Seeing a sensational story such as the titular one, which you followed closely on the news and social media, retold as a feature documentary holds its own fascination. Observing what is included and what is left out, how the individuals involved look back at their experiences, and how current events become history, is in itself material for a documentary. Alexandria Stapleton is both conscious and wary of this aspect that shapes her intense inspection of Russia’s detainment of WNBA star Brittney Griner. Speculation and sensationalism are absent from Stapleton’s tightly wound reconstruction of a case that seems to beg for both. Layered beneath is an interrogation of the official occupation of personal tragedies, commodification of trauma, and the blurry line between victimization and vilification.

Resisting the reductive framing of high-profile athletes turned public figures, the narrative arc opens with a concise compilation of the six-time WNBA All-Star and Olympic gold medalist’s childhood in Texas and meteoric rise to fame. The latter curiously contrasts the pay disparities that push even high-ranking female athletes to seek overseas contracts to make ends meet. These sexist structures situating her ordeal within the inherent inequalities of professional sports mirror the social media backlash Griner faced after her release. Conservative voices claimed the white cis-male ex-marine Paul Whelan should have been freed instead. These juxtapositions sharpen the film’s critique of systems that exploit and expend human beings in pursuit of profit and political leverage.
It’s a cruel twist to the nerve-wracking struggle that began with Griner’s arrest at Moscow airport in 2022. In her hand luggage, she carried cartridges containing trace amounts of cannabis oil, medically prescribed for pain treatment. Russian authorities jumped at the chance to secure a political pawn Putin could use to taunt the US. A sham trial saw Griner sentenced to 10 years imprisonment. Meanwhile, her wife Cherelle advocated tirelessly for her release and political intervention in the case that instantly became a media sensation.
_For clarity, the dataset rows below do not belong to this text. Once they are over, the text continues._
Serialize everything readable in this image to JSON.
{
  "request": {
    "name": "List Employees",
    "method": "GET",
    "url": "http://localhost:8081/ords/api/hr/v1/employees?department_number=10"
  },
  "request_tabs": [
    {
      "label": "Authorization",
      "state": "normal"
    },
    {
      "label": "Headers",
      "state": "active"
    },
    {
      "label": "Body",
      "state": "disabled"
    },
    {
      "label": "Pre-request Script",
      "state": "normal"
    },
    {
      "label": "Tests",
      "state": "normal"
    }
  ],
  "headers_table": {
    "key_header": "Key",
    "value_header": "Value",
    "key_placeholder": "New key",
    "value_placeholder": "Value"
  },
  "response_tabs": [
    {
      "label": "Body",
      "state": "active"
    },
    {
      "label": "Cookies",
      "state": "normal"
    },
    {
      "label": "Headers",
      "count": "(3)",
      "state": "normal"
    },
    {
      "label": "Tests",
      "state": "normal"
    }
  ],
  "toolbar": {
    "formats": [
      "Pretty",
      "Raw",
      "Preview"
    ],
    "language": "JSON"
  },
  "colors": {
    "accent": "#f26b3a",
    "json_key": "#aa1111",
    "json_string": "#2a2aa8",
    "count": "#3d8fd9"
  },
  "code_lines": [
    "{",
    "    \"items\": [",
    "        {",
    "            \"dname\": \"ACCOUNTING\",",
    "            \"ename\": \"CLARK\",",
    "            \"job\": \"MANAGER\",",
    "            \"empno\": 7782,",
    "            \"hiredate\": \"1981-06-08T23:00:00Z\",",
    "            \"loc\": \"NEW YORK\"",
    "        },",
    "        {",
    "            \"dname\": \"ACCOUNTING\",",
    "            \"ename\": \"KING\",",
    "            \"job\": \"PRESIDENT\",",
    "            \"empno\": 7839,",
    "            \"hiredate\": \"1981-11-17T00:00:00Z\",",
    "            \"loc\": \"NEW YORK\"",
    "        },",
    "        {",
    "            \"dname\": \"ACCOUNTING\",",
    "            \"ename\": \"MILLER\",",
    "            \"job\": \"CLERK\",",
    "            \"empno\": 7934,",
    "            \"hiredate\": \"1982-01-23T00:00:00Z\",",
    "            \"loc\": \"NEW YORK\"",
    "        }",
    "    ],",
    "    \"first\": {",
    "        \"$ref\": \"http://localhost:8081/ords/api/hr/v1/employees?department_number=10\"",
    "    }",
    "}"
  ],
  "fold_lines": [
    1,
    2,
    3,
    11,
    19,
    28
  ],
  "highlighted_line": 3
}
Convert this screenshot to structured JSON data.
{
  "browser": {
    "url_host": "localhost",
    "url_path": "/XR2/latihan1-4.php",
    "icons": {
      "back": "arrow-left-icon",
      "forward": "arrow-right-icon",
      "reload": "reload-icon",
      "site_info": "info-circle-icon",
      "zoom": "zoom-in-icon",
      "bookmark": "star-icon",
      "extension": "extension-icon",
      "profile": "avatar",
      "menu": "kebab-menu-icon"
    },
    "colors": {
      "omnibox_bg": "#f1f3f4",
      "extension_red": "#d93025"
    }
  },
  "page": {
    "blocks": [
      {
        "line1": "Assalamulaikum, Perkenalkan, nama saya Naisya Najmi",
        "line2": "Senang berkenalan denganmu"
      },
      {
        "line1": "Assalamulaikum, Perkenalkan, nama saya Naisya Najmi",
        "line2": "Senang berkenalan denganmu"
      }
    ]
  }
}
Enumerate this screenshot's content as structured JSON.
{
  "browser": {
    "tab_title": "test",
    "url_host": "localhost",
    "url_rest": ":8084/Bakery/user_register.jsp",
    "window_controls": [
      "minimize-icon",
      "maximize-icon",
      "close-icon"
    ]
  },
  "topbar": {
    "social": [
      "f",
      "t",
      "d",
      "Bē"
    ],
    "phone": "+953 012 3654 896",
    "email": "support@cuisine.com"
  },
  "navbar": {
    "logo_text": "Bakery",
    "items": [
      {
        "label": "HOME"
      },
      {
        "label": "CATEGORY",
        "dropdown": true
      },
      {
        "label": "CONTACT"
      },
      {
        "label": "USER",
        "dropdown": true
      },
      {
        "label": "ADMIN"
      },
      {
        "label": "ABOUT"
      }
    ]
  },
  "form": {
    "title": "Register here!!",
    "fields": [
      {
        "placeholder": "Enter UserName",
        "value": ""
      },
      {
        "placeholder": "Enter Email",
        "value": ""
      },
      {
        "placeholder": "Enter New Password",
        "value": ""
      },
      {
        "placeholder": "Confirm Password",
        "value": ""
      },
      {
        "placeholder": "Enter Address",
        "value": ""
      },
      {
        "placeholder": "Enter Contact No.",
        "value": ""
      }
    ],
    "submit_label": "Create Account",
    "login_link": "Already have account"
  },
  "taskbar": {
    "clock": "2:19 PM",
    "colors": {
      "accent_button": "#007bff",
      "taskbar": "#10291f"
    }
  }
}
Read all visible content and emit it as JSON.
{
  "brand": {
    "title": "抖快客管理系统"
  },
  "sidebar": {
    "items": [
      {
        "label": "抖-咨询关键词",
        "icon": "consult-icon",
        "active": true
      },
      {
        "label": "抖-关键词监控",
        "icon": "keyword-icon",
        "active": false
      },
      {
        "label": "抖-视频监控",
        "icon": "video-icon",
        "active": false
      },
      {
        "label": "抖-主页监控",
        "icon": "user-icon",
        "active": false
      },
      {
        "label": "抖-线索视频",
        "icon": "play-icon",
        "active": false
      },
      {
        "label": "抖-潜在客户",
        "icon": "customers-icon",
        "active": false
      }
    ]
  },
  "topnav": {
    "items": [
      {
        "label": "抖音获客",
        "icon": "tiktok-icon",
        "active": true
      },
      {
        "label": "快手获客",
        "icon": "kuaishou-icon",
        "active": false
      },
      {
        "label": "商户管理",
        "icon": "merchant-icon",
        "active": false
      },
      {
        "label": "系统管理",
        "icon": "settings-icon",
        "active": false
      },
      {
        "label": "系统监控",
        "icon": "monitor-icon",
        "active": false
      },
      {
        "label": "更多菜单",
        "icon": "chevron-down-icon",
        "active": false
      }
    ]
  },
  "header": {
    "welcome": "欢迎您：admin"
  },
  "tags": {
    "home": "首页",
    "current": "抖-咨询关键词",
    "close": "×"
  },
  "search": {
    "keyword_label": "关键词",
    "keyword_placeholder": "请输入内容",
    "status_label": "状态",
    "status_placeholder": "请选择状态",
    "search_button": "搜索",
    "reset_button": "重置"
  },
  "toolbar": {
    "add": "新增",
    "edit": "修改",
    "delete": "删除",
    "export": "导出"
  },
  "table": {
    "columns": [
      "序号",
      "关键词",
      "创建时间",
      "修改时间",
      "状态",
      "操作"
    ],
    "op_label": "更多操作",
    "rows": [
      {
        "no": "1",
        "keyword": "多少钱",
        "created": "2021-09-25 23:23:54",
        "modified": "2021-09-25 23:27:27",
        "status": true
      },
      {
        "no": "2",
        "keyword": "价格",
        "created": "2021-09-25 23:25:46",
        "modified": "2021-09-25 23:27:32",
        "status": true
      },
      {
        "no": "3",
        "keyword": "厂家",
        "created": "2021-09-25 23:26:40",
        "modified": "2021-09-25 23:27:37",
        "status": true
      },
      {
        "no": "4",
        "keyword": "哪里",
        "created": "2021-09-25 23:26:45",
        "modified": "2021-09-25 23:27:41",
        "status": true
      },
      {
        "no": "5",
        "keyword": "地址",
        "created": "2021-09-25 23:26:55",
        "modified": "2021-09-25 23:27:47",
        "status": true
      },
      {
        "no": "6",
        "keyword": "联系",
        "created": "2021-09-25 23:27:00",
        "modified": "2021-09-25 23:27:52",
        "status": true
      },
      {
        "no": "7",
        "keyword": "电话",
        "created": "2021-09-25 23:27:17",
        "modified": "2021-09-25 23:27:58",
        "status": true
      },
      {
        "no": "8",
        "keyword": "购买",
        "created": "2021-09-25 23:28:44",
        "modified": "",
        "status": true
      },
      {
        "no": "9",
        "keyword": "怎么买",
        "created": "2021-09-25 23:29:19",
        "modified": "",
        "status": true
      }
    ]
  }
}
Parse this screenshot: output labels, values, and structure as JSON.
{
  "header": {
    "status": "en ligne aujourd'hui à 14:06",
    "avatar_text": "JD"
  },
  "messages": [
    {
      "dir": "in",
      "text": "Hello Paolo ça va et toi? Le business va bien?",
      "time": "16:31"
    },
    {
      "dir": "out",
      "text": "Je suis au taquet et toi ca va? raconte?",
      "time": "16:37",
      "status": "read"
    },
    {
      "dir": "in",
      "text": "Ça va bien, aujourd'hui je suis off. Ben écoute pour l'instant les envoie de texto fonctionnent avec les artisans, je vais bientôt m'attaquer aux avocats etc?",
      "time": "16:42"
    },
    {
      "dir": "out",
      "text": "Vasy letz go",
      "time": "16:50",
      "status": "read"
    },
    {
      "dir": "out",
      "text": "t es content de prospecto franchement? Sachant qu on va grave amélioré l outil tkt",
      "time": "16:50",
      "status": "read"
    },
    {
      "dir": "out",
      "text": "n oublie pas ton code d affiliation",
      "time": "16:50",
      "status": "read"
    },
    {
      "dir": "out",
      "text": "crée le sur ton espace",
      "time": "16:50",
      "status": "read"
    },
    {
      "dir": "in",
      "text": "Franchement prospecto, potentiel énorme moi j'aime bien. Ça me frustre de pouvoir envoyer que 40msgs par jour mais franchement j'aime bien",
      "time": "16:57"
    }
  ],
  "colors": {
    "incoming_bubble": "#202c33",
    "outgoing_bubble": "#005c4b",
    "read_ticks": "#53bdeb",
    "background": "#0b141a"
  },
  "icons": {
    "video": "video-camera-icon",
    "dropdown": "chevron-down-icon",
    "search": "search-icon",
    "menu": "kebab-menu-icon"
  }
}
Despite the public attention, it took nearly 300 harrowing days until Griner was swapped in a prisoner exchange against US detainee Viktor Bout, an arms dealer going by the thriller-worthy nickname “Merchant of Death”.
Archival footage, some of it never seen before, personal artifacts, Griner’s and her wife’s personal recollections, and insider interviews, among them the Russian lawyers taking on personal risks to defend Griner, fuse into a meticulous excavation of identity, inequality, and political tactics. Stapleton unpacks the public rhetoric engulfing Griner’s arrest and subsequent negotiations for her release, contextualizing her plight within a larger discourse on wrongful detentions, media misinformation, and race and gender politics. What emerges is a portrait of an athlete maligned as a political trading card and international irritant. This systematic distortion obscured the brutal reality of her confinement and the blatant injustice of her arrest, from which she reclaimed her career and personal life.
Personally attending the documentary’s premiere at the 42nd Sundance Film Festival, Griner points out her experience’s implications on international detention practices and civil liberties. This highlights the urgency of a work allowing for a deeper look, not only at the method behind the basketball superstar’s arrest and nearly 10-month-long imprisonment, but the factors that led to her playing abroad and the media aggression following her release. Oscillating between introspection and external reality, the gripping chronicle ponders the worth—professional, personal, and political—granted to a queer woman of color. It’s a manual for geopolitical power games and a frightening account of how human individuals become instruments of opposing ideologies and political posturing.